En réintroduisant les animaux d’élevage, la transmission d’agents pathogènes peut être plus directe, car l’homme et l’animal viennent à vivre en promiscuité. Cette transmission peut se faire indirectement par la souillure de l’environnement public ou bien par vecteurs (puces, moustiques, tiques…).

L’Organisation Mondiale de la Santé (OMS) a défini les zoonoses comme « une infection ou infestation naturellement et directement transmissible des animaux à l’homme et vice- versa »[1]. L’animal joue un rôle principalement de vecteur ou d’espèce-hôte.

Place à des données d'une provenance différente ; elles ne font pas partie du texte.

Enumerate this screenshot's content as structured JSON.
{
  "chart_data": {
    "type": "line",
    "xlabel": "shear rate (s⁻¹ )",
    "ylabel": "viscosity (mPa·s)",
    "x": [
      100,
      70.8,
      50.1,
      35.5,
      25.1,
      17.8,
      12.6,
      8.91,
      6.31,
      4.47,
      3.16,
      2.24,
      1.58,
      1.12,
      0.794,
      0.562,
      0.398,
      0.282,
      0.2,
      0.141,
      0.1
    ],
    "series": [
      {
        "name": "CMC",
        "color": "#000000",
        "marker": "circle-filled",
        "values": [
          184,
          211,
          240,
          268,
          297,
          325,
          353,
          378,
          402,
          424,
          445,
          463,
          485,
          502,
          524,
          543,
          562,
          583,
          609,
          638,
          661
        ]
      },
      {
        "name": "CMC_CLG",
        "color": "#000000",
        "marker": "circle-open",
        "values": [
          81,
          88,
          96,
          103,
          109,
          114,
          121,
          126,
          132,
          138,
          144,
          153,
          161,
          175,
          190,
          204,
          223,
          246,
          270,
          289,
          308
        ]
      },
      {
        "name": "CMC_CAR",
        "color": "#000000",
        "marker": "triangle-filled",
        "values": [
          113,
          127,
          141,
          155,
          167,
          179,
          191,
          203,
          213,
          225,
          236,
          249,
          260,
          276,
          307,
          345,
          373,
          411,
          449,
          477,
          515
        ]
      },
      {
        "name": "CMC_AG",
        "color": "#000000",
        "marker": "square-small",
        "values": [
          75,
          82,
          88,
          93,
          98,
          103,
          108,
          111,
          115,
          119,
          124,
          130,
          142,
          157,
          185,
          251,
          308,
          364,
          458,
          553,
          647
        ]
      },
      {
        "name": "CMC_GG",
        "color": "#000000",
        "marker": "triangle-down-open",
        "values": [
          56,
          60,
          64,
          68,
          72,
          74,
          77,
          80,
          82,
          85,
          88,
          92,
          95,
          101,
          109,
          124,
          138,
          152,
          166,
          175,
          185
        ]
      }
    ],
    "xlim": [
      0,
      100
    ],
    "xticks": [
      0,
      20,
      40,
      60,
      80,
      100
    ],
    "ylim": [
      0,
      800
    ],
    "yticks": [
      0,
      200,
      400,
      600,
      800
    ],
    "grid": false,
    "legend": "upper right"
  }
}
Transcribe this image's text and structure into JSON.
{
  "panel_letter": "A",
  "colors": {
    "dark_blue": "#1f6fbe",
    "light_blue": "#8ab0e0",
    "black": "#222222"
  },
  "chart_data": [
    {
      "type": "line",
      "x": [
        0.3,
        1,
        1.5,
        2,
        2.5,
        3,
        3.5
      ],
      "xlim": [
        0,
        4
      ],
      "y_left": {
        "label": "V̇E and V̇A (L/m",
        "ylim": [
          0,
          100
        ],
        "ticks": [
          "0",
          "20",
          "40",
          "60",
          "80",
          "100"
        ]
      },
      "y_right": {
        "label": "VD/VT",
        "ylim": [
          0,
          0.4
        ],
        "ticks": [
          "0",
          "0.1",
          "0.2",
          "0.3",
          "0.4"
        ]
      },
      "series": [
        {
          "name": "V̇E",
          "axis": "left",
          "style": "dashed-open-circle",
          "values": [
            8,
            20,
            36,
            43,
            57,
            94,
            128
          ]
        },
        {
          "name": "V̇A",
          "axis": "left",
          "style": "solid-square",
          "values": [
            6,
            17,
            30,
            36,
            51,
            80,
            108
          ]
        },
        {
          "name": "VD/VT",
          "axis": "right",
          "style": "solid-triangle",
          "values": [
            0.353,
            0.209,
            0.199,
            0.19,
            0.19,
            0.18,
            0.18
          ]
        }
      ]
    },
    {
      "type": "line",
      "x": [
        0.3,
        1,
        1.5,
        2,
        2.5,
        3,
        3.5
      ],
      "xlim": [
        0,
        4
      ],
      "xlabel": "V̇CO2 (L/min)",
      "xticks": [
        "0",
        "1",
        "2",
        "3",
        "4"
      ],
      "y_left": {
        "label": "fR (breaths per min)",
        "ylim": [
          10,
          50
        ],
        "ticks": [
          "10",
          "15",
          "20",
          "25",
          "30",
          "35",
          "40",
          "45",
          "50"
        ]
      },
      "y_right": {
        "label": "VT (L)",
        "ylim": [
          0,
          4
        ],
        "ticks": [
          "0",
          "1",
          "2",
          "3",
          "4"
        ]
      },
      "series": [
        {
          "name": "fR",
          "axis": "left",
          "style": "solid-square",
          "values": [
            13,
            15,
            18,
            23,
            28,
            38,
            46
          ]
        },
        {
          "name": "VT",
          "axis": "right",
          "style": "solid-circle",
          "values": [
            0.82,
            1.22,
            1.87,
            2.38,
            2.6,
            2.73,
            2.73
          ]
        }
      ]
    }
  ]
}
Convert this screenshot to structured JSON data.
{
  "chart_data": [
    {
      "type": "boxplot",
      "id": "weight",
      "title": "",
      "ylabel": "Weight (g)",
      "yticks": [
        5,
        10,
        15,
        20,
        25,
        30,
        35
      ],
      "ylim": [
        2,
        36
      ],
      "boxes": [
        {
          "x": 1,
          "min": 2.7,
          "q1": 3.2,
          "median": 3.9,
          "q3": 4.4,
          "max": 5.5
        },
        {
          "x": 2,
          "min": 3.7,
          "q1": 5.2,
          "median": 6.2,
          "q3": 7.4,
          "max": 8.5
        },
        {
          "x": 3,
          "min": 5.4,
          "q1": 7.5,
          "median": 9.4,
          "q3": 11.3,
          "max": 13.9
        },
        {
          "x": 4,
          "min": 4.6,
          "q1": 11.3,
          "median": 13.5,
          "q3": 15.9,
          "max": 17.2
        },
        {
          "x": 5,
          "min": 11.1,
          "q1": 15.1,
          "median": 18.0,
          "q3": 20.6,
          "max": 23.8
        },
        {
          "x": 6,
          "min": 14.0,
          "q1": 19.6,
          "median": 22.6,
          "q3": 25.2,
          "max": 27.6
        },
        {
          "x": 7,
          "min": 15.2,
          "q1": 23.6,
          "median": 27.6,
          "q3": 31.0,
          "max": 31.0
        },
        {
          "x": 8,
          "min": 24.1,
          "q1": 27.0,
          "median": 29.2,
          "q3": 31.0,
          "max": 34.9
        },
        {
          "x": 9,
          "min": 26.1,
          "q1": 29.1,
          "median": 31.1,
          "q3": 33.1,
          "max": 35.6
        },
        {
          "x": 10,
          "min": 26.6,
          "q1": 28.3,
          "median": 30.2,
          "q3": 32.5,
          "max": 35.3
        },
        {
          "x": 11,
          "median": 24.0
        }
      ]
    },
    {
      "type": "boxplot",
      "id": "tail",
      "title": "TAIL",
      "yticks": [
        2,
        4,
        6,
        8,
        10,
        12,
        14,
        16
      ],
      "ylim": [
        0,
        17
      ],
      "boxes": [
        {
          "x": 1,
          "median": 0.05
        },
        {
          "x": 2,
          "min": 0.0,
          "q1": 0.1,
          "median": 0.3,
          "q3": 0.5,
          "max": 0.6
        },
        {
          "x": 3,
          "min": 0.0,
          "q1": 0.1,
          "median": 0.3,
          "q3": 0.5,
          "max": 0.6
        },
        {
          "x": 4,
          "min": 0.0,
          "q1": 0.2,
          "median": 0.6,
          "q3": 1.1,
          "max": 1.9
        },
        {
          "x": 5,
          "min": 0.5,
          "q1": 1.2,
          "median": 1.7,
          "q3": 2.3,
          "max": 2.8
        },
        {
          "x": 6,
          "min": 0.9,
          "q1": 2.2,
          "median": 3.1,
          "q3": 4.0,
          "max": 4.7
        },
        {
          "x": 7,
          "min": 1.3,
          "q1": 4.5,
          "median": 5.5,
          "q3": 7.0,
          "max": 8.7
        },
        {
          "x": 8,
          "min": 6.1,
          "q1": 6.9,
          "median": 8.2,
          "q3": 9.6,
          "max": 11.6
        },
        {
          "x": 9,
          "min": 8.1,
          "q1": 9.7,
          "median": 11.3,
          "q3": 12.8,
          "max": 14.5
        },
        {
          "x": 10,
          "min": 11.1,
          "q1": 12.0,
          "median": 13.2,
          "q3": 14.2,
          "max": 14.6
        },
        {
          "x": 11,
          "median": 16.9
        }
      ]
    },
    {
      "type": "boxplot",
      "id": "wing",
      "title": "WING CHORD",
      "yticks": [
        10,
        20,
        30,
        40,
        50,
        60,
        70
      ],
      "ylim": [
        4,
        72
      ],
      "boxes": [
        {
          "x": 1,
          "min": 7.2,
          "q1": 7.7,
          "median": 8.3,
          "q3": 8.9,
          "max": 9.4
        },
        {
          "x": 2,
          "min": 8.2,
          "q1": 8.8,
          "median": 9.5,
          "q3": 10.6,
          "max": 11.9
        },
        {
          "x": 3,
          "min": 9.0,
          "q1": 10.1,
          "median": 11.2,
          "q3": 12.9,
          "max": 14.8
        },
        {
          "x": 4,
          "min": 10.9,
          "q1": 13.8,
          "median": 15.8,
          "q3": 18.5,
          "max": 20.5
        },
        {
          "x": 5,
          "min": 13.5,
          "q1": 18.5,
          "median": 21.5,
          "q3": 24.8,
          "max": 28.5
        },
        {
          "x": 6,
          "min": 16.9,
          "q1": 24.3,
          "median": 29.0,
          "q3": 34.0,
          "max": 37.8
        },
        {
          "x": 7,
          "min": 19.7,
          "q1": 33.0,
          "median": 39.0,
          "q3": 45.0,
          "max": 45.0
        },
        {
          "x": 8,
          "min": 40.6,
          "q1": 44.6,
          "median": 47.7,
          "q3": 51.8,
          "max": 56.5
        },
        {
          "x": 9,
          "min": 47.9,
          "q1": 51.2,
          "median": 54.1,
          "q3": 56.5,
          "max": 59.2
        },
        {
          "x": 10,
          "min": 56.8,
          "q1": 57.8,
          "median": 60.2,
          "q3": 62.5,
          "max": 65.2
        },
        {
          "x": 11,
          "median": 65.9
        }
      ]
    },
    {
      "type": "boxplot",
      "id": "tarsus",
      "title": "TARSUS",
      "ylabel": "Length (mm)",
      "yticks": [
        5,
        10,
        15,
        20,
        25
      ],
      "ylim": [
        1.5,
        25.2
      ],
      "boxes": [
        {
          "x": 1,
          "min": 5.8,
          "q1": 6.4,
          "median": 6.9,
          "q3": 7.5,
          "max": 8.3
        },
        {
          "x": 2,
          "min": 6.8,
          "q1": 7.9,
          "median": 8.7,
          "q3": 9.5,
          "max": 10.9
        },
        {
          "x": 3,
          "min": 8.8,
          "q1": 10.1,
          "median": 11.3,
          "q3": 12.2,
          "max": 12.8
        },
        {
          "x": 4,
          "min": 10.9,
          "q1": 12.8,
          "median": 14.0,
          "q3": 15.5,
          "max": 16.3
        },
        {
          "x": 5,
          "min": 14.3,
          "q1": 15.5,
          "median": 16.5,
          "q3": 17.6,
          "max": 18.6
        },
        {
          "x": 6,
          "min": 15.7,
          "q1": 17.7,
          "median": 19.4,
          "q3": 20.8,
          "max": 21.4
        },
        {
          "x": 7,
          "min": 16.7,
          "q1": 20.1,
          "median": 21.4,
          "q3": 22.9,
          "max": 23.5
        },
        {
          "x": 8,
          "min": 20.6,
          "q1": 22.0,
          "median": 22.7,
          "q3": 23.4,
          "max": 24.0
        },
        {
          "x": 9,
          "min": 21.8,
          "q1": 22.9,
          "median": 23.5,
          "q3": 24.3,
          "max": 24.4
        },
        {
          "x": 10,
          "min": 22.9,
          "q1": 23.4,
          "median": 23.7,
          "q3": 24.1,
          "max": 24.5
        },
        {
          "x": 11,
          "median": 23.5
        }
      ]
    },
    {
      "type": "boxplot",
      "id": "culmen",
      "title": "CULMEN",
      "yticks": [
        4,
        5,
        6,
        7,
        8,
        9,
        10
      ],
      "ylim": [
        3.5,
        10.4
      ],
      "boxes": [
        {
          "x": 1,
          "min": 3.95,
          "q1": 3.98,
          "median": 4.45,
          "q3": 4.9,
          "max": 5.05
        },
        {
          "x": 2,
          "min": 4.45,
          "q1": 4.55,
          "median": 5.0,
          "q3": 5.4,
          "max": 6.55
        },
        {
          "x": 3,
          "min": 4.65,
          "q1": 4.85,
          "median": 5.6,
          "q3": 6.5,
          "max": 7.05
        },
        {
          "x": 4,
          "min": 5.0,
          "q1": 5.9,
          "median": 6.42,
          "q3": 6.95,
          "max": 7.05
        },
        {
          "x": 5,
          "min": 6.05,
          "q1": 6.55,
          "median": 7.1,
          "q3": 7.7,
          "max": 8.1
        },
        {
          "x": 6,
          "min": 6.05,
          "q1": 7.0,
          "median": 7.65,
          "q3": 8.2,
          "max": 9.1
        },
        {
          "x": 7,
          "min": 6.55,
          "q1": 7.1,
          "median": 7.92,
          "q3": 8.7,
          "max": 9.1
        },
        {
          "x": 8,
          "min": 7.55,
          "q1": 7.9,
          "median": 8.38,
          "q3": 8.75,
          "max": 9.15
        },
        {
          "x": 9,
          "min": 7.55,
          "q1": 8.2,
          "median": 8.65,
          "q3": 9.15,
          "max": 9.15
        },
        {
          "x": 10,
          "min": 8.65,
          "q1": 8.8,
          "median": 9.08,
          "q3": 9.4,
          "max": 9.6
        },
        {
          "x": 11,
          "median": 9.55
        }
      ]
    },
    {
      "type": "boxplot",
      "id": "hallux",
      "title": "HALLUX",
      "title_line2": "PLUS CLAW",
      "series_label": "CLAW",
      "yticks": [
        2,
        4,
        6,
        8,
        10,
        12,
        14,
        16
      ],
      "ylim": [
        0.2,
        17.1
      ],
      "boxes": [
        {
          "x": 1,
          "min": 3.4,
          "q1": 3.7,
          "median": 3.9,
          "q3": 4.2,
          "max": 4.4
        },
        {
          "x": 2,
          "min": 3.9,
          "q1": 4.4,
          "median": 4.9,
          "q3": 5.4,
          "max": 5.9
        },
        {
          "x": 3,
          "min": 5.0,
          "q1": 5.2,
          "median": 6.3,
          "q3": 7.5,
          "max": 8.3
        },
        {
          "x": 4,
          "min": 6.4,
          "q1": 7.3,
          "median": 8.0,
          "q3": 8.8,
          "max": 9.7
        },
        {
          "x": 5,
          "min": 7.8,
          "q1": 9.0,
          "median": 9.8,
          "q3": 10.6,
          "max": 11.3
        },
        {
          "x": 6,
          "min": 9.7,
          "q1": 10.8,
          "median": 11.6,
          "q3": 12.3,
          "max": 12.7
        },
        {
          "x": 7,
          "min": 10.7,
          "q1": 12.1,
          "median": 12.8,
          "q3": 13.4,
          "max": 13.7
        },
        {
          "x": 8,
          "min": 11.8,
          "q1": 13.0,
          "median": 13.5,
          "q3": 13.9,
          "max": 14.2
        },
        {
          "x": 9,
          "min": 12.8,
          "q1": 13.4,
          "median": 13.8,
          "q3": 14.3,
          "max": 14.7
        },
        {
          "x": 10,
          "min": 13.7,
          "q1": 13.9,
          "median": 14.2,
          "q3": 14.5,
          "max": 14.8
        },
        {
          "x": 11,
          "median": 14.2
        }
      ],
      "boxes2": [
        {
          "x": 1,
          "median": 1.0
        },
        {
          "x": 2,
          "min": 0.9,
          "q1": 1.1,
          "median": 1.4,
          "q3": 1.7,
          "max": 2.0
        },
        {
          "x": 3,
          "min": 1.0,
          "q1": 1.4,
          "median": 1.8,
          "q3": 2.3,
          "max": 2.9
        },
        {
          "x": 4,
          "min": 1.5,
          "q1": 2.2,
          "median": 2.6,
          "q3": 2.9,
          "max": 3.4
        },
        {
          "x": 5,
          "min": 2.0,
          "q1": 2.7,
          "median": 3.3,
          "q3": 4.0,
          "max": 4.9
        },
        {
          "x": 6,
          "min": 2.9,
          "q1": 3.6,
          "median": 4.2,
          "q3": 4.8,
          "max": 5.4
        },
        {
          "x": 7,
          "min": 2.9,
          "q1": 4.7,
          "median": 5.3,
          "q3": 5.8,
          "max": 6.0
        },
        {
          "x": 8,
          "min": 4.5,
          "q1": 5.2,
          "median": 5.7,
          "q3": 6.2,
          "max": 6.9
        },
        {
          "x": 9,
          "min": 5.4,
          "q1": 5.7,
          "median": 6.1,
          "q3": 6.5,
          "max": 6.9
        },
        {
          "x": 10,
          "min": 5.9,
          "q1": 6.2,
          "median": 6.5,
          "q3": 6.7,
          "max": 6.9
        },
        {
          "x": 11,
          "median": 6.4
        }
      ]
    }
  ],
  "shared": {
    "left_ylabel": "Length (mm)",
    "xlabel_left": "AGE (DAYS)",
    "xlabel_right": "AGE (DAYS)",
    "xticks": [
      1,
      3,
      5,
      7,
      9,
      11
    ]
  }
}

2.3- L’appropriation des animaux et leur impact sur le bien-être humain

Les témoignages recueillis lors des entretiens nous montrent que les usagers s’approprient les animaux présents. Les usagers, les habitants développent un sentiment d’attachement et d’appartenance envers les animaux qui se trouvent sur site. Stanislas De Mézerac nous raconte cette anecdote : « Les chèvres étaient collées aux maisons type ‘HLM’, il y avait des voitures brûlées, ça avait l’air un peu agité dans le quartier. Au début je me suis dit que ça n’allait pas aller avec les gamins excités qui vont rentrer dans l’enclos. Et en fait je les ai toujours là-bas. Les gens s’approprient les moutons. Comme ils les voient tous les jours, ils s’attachent à eux. ». Ce témoignage éloigne les préjugés que l’on peut avoir sur certaines zones que l’on caractérise de difficiles et où l’on pense que l’écopastoralisme n’a pas sa place. Or, les gens s’approprient les animaux, les défendent et ne sont pas là pour leur faire du mal. Même si le premier réflexe est négatif lorsque l’on veut mettre l’écopastoralisme en place, la finalité est la même : l’attachement des animaux par la population. Alain Divo a installé des ruminants dans le parc de Sceaux, suite à la demande du Conseil départemental. Les premiers retours ont été très négatifs car l’installation des animaux a induit des changements d’usages : « ça changeait leurs habitudes, ils n’étaient pas contents ». Donc ils ont recréé une piste pour les coureurs et une démarche de communication a été réalisée pour d’autres usages qui pouvaient être détournés plus facilement. A ce jour, il est impossible de retirer les animaux de ce parc, ils font partie de l’environnement.

De nombreuses études montrent que l’animal a des effets bénéfiques sur l’Homme. Tel que son effet apaisant et déstressant, démontré dans des expériences de Aaron Katcher et ses collaborateurs ou encore par Hansen et coll. en 1999. Des études nous démontrent que l’animal

peut avoir un rôle thérapeutique. Même si ces études peuvent être largement critiquées car elles ne se basent pas sur des expérimentations rigoureuses. Mais même en se basant sur des expérimentations rigoureuses il est complexe pour un praticien de développer et d’utiliser le changement apporté par la présence de l’animal (Servais, 2007).